1. Create `storage.py` with:
   - `get_user_path(user_id)` — returns `Path` to user's JSON
   - `load_user(user_id)` — reads and parses JSON, returns dict, creates file if missing
   - `save_user(user_id, data)` — writes JSON atomically (temp file + rename)
   - `next_bounty_id(user_id)` — increments and returns next ID for that user's file

2. No locking needed at v1 scale. `tempfile` + `rename` gives atomic writes.

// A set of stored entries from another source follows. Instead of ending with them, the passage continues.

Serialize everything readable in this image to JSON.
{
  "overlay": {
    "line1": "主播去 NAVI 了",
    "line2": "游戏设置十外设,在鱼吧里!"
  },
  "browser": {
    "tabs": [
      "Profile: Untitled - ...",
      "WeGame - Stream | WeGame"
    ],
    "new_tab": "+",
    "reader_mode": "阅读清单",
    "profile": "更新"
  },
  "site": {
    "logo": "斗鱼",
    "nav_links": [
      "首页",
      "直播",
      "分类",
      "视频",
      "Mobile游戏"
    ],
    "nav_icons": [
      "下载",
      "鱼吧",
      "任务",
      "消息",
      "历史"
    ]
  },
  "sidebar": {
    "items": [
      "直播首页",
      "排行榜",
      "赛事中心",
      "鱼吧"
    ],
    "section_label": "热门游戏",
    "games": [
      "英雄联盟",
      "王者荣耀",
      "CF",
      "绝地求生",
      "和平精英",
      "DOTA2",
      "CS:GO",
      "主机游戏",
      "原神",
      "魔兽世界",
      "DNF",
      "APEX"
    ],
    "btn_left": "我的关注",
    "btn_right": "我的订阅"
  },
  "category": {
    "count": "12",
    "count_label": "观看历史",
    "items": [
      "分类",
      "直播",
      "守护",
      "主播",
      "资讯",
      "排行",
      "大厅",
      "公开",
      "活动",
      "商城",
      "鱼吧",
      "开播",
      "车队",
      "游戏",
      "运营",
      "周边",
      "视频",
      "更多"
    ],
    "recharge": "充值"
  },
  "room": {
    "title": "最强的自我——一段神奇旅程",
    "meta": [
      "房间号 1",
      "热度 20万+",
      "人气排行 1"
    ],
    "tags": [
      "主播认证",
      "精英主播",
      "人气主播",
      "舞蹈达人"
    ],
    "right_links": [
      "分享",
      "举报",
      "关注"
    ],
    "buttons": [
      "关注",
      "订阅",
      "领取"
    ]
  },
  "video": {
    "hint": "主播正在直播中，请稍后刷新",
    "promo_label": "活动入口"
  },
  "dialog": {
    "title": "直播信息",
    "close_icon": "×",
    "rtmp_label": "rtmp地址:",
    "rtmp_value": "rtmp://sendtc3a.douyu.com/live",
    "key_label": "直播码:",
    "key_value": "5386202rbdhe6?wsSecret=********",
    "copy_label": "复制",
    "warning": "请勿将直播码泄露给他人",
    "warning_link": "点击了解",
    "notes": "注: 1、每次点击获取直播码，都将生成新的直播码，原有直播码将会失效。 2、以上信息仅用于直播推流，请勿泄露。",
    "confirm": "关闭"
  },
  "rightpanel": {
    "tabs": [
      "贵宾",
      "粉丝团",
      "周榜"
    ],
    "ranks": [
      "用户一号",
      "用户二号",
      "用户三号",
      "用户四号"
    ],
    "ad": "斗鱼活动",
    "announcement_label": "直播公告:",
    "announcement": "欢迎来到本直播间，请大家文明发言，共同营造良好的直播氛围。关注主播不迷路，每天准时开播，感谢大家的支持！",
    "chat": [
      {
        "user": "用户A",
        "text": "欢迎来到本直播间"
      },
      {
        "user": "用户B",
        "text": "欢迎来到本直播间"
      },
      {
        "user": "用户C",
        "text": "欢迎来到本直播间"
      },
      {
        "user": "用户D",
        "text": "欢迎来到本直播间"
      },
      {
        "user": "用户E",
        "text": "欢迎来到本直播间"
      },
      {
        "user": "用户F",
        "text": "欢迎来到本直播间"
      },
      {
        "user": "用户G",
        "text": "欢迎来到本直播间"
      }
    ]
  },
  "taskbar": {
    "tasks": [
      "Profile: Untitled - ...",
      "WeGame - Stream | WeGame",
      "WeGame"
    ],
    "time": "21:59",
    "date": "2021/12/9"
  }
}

### Phase 2: Rewrite commands.py

Simplified command set:

| Command | Where | Who | Description |
|---|---|---|---|
| `/bounty` | Group / DM | Anyone | List all bounties (group-scoped in group, personal in DM) |
| `/add <text> [link] [due>` | Group | Anyone | Add bounty to group |
| `/add <text> [link] [due>` | DM | Anyone | Add personal bounty |
| `/edit <id> [text] [link] [due>` | Group | Creator only | Edit bounty |
| `/edit <id> [text] [link] [due>` | DM | Creator only | Edit personal bounty |
| `/delete <id>` | Group | Creator only | Delete bounty |
| `/delete <id>` | DM | Creator only | Delete personal bounty |
| `/track <id>` | Group | Anyone | Track a group bounty |
| `/untrack <id>` | Group | Anyone | Untrack a bounty |
| `/my` | Group | Anyone | Show tracked group bounties |
| `/my` | DM | Anyone | Show tracked personal bounties |
| `/start` | Anywhere | Anyone | Re-initialize user |
| `/help` | Anywhere | Anyone | Show help |

**Removed commands:**
- `/admin_add`, `/admin_remove` — no admin model in v1
- Reminder-related logic — no cron in v1

### Phase 3: Simplify bot.py

- Remove `Application.post_init` setup (no DB init needed)
- Bot starts instantly — JSON files created on first use
- No migration logic

### Phase 4: Rewrite tests

- `test_commands.py` — keep (parsing is unchanged)
- `test_storage.py` — new, tests `load_user`, `save_user`, `next_bounty_id`
- Remove all DB-dependent tests (`test_db.py` deleted)

### Phase 5: Cleanup

- Delete `db.py`, `schema.sql`, `cron.py`, `test_db.py`
- Delete `requirements-dev.txt` (dev deps in `pyproject.toml`)
- Update README to reflect simplified commands

---

## Estimated effort

- Storage layer: ~80 lines
- Commands rewrite: ~200 lines (simpler than current)
- Tests: ~100 lines
- Cleanup: trivial

Total: ~1 day of work for one person.

---

## When to revert to SQLite

If any of these become true, SQLite is the right choice:
- Multiple concurrent users with write conflicts
- Need for complex queries (across all users, aggregations, etc.)
- Reminder system with proper deduplication
- Scale target > 1,000 users
- Need for ACID guarantees on concurrent writes

For a personal bot with < 100 users, JSON files are the right default.